There's a rare bug in binary search algorithms having to do with integer overflow in the calculation of the midpoint of the search range. See http://googleresearch.blogspot.com/2006/06/extra-extra-read-all-about-it-nearly.html
The offending code in PDL's vsearch is:
m = (jh+jl) >> 1;
where jh & jl are declared as having type PDL_Indx. At least on my 64bit linux box, PDL_Indx is declared as (signed) long. The fix (as per the above post) is to coerce them into unsigned longs, and then perform the shift, e.g.
m = ((unsigned PDL_Indx) jh + (unsigned PDL_Indx) jl) >> 1;
(which of course won't work).
It doesn't look like there's an unsigned version of PDL_Indx defined. To prevent future catastrophes, it'd be nice if that were done.
That blog post mentions that any divide-and-conquer function could possibly have the same bug. We should also look at qsort & related subs: they all have a line that looks like "median = (i+j)/2". There may be others.
I would categorize this as a "bug waiting to happen". :-)

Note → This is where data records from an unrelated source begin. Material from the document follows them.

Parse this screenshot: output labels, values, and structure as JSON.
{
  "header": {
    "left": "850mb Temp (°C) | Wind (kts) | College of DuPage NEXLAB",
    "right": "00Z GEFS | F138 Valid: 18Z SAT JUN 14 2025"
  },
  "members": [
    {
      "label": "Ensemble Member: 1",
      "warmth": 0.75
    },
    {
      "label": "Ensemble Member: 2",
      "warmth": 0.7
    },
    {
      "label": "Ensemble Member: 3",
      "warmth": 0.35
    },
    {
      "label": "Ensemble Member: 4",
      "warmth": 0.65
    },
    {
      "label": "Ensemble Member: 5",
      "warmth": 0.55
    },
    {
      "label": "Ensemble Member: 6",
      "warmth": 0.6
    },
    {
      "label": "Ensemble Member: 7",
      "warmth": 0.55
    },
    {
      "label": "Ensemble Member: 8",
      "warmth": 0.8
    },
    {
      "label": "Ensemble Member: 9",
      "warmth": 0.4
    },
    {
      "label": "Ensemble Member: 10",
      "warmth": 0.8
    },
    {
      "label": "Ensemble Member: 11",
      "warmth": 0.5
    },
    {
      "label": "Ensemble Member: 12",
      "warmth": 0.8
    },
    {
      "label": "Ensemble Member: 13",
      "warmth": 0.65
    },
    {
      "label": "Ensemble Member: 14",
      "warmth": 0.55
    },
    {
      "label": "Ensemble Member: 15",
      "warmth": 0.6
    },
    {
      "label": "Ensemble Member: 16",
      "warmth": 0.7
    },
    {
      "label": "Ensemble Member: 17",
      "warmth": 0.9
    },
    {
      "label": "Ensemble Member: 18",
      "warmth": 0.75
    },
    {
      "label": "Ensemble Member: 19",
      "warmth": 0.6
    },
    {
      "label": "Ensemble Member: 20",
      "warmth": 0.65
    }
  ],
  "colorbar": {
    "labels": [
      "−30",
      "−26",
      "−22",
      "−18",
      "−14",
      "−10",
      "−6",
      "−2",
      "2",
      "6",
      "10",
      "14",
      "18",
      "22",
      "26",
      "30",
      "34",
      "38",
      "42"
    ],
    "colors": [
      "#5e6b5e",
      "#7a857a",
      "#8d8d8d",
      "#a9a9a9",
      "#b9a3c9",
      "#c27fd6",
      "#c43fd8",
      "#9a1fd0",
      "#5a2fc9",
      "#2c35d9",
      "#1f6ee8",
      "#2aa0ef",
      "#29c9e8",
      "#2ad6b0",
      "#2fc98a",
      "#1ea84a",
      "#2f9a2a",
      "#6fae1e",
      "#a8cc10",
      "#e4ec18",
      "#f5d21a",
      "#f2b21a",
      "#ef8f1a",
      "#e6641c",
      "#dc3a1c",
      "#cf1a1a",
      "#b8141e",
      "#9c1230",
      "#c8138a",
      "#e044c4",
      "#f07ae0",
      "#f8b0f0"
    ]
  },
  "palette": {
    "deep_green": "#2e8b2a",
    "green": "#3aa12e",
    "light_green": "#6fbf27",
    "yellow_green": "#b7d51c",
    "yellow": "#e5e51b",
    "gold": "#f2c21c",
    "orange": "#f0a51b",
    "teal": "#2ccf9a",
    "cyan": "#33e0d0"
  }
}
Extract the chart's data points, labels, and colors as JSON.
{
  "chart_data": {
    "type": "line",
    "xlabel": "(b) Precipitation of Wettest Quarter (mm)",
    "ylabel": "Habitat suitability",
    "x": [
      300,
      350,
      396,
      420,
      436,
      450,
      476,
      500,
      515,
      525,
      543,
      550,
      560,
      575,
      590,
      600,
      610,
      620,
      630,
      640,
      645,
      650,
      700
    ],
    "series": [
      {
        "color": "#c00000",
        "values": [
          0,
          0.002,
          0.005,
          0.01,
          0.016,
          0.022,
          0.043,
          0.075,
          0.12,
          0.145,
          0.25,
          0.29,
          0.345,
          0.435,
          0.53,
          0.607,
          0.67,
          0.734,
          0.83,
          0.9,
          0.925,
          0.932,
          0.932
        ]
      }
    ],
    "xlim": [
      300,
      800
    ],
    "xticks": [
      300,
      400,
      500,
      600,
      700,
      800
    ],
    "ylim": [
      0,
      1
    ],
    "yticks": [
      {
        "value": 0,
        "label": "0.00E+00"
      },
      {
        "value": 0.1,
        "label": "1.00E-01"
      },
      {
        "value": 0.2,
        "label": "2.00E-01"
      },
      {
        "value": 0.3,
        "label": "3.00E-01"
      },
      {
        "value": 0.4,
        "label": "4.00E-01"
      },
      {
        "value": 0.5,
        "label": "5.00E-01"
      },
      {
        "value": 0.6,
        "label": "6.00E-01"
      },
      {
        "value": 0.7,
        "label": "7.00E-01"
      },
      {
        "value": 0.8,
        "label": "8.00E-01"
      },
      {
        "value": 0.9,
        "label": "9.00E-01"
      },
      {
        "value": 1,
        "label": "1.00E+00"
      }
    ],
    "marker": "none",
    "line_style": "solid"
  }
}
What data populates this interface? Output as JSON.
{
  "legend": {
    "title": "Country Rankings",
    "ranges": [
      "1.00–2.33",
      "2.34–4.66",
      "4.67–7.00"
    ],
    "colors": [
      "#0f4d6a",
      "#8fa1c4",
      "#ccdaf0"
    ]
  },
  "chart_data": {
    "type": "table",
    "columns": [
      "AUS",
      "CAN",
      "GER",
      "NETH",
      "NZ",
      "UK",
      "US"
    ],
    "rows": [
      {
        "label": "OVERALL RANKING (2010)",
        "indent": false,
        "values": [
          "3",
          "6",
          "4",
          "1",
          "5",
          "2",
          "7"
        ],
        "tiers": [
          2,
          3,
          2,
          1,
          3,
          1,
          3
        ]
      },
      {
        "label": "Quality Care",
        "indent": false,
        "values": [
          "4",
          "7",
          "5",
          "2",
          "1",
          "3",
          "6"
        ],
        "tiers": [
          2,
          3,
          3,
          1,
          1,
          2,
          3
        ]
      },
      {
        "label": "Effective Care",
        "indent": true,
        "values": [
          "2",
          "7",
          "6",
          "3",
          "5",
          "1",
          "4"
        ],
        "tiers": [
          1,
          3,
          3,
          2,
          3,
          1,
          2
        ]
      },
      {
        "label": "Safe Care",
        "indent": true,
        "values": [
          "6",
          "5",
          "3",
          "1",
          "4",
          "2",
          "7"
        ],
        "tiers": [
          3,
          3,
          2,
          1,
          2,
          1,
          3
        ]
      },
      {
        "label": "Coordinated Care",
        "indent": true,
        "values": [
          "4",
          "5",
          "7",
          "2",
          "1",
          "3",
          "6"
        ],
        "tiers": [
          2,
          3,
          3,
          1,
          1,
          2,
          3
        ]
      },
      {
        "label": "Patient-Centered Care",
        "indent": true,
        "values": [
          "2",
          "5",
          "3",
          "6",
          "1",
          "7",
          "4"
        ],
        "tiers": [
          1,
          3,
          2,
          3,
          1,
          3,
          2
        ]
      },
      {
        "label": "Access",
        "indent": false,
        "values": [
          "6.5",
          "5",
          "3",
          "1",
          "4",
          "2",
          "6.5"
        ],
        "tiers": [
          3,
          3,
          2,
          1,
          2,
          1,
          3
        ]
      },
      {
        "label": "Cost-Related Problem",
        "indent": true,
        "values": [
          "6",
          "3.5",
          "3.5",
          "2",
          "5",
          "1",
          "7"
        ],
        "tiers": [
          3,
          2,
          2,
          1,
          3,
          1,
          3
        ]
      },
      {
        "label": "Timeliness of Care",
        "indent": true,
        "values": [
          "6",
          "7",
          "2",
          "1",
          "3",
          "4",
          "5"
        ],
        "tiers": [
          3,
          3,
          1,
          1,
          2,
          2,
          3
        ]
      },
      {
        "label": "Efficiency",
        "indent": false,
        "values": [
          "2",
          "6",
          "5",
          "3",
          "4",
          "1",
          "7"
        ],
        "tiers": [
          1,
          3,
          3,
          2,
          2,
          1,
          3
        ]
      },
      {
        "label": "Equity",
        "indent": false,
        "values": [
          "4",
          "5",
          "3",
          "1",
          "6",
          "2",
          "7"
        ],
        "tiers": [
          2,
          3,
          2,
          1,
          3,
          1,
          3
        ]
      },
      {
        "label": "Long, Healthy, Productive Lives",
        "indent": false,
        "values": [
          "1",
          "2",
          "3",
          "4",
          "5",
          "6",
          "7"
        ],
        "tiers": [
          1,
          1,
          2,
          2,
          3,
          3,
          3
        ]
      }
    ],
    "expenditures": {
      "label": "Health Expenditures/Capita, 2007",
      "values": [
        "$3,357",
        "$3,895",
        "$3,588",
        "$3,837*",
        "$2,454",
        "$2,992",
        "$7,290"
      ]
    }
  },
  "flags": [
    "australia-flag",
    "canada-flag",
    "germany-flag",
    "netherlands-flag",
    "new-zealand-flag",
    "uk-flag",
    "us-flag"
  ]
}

My preference for a fix is the better alternative from the
blog post. It is clearer since it is explicit that the code
cannot overflow for non-negative values of low. The
version with (unsigned PDL_Indx) is less clear since the
behavior comes from mandated C language performance
in overflow.
mid = low + ((high - low) / 2);
We definitely could use code scrubbing to ensure this
isn't going to bite us somewhere else.
--Chris
Replacing the bit shift by an addition and a division operation results in a substantial performance hit. I've attached some test code. Here are the results of running it as
% time ./time 100 && time ./time 100 1
divide
real 0m15.859s
user 0m15.817s
sys 0m0.012s
shift
real 0m11.461s
user 0m11.433s
sys 0m0.004s
To be honest, without any comments, either version
mid = ((unsigned int)low + (unsigned int)high)) >> 1;
mid = low + ((high - low) / 2);
is unsatisfactory, and since both have to be documented, I'd choose the faster version over the slower one. Proper documentation about the effects of C unsigned integer overflow should alleviate any confusion about the code.
Fixed in git.
Thanks for the timing code. With -O3 I get essentially no difference in performance and there is no requirement to introduce an unsigned PDL_Indx datatype to "fix" the problem.
That said, improved types support for PDL3 should revisit this decision for development going forward.
Good catch on the optimization. Thanks.
Its in git for the future. Thanks for observing and reporting the problem.